Union Action Against Freight and Passenger Vessels and Ports

Poorly Regulated Operators Targeted in Safety and Fair Treatment Campaign
Shipping News Feature

ASIA – This week sees a further extension to the campaign by transport, maritime and dock unions protesting against the neglect of safety standards often found on freight and passenger vessels sailing under flags of convenience and ports which handle cargo in a dangerous or unregulated fashion. From today (26th September) until the end of the week there will be action by the unions at major ports in Japan, Korea, Taiwan and Russia. Staggered weeks of action are being held in India and Sri Lanka in September, November and December, with inspections taking place this week in Cochin, Chennai, Colombo and Tuticorin.

Leading the campaign is the International Transport Workers Federation (ITF) and the current action, the third so far this year, will focus on the condition and provision of lifesaving and cargo- related equipment, as well as on crew terms and conditions. The current campaign follows on from ITF successes in India and Sri Lanka last year.

In Japan, checks will now be made at the port of Mishima-Kawanoe following reports of injuries, particularly among casual workers working long shifts there. Trade unionists will rally outside the premises of shipowner Kotoku Kaiun, which has refused to sign ITF agreements, as well as in front of the head office of Dowa Line in Tokyo.

In Korea, activities will take place at the ports of Pusan, Incheon and Ulsan, followed by rallies at Pohang, Pusan and Incheon in support of the ILWU union’s struggle to represent workers at the Port of Longview, which is part owned by Korean company STX. In the Russian Far East, Vladivostok, Nakhodka and Vostochniy will be the ports which are targeted.

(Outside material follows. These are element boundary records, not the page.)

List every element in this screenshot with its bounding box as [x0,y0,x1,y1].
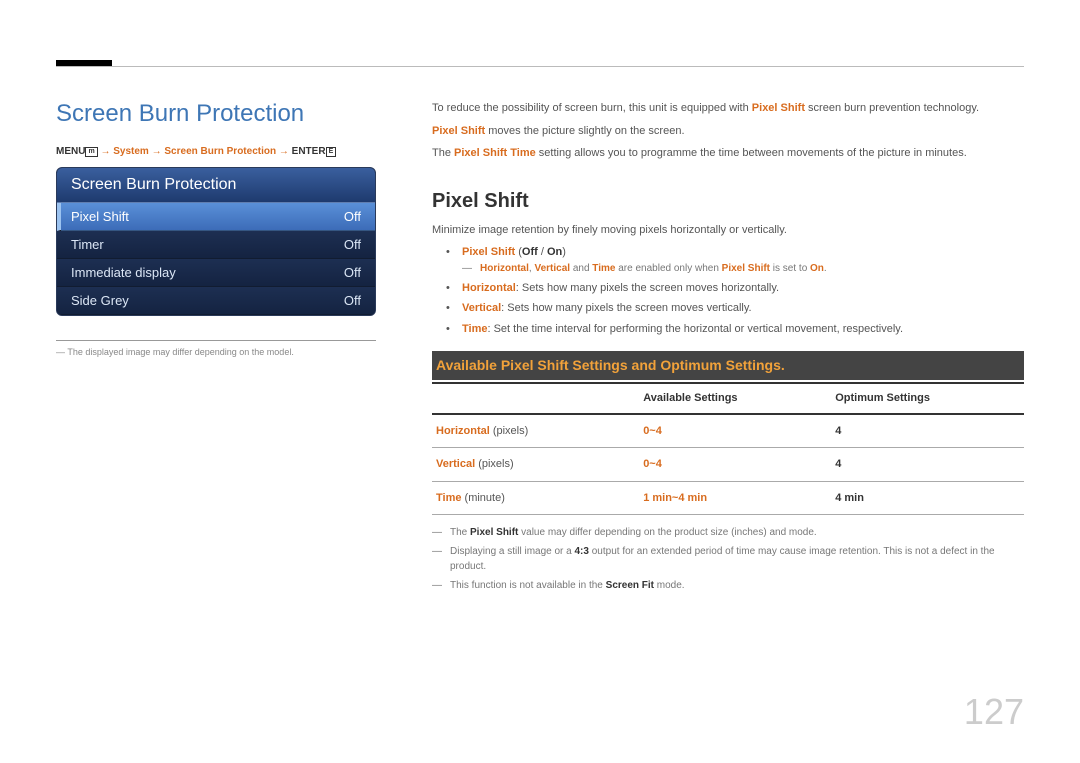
header-thin-rule [56,66,1024,67]
list-item-time: Time: Set the time interval for performi… [446,321,1024,338]
enter-icon: E [326,147,337,157]
breadcrumb: MENUm → System → Screen Burn Protection … [56,146,376,157]
page-number: 127 [964,691,1024,733]
pixel-shift-desc: Minimize image retention by finely movin… [432,222,1024,239]
list-item-vertical: Vertical: Sets how many pixels the scree… [446,300,1024,317]
intro-line-1: To reduce the possibility of screen burn… [432,100,1024,117]
model-footnote: The displayed image may differ depending… [56,347,376,357]
osd-row-pixel-shift[interactable]: Pixel Shift Off [57,203,375,231]
osd-row-label: Pixel Shift [71,209,129,224]
breadcrumb-system: System [113,146,149,157]
table-row: Time (minute) 1 min~4 min 4 min [432,481,1024,515]
breadcrumb-enter: ENTER [292,146,326,157]
left-column: Screen Burn Protection MENUm → System → … [56,100,376,597]
osd-row-label: Immediate display [71,265,176,280]
intro-line-3: The Pixel Shift Time setting allows you … [432,145,1024,162]
list-item-horizontal: Horizontal: Sets how many pixels the scr… [446,280,1024,297]
breadcrumb-sbp: Screen Burn Protection [164,146,276,157]
osd-row-value: Off [344,293,361,308]
osd-panel: Screen Burn Protection Pixel Shift Off T… [56,167,376,316]
osd-row-immediate[interactable]: Immediate display Off [57,259,375,287]
table-header-available: Available Settings [639,383,831,414]
footnote-2: Displaying a still image or a 4:3 output… [432,544,1024,574]
table-row: Horizontal (pixels) 0~4 4 [432,414,1024,448]
table-section-heading: Available Pixel Shift Settings and Optim… [432,351,1024,380]
osd-row-timer[interactable]: Timer Off [57,231,375,259]
table-header-blank [432,383,639,414]
osd-row-value: Off [344,209,361,224]
list-item-pixel-shift: Pixel Shift (Off / On) Horizontal, Verti… [446,244,1024,276]
osd-row-value: Off [344,265,361,280]
table-header-optimum: Optimum Settings [831,383,1024,414]
osd-row-side-grey[interactable]: Side Grey Off [57,287,375,315]
intro-line-2: Pixel Shift moves the picture slightly o… [432,123,1024,140]
footnote-1: The Pixel Shift value may differ dependi… [432,525,1024,540]
settings-table: Available Settings Optimum Settings Hori… [432,382,1024,515]
pixel-shift-list: Pixel Shift (Off / On) Horizontal, Verti… [446,244,1024,337]
breadcrumb-menu: MENU [56,146,85,157]
osd-row-label: Timer [71,237,104,252]
pixel-shift-subnote: Horizontal, Vertical and Time are enable… [462,261,1024,276]
pixel-shift-heading: Pixel Shift [432,186,1024,216]
menu-icon: m [85,147,97,157]
osd-row-label: Side Grey [71,293,129,308]
footnote-3: This function is not available in the Sc… [432,578,1024,593]
table-row: Vertical (pixels) 0~4 4 [432,448,1024,482]
osd-row-value: Off [344,237,361,252]
page-title: Screen Burn Protection [56,100,376,128]
osd-header: Screen Burn Protection [57,168,375,203]
left-divider [56,340,376,341]
right-column: To reduce the possibility of screen burn… [432,100,1024,597]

The ITF campaign was stimulated in May when a US coastguard report criticised the lack of attention to standards concerned in the Deepwater Horizon tragedy. The deepwater rig, whilst operating in US waters, was registered under a flag of convenience, the Marshall Islands and the ITF also made the link at the time with the huge increase in piracy which makes less well regulated vessels an easy target for the raiders as they see safety and general operating standards across the board as slacker than is acceptable.

Photo: Nothing new under the Sun – Glasgow dockers striking in 1889.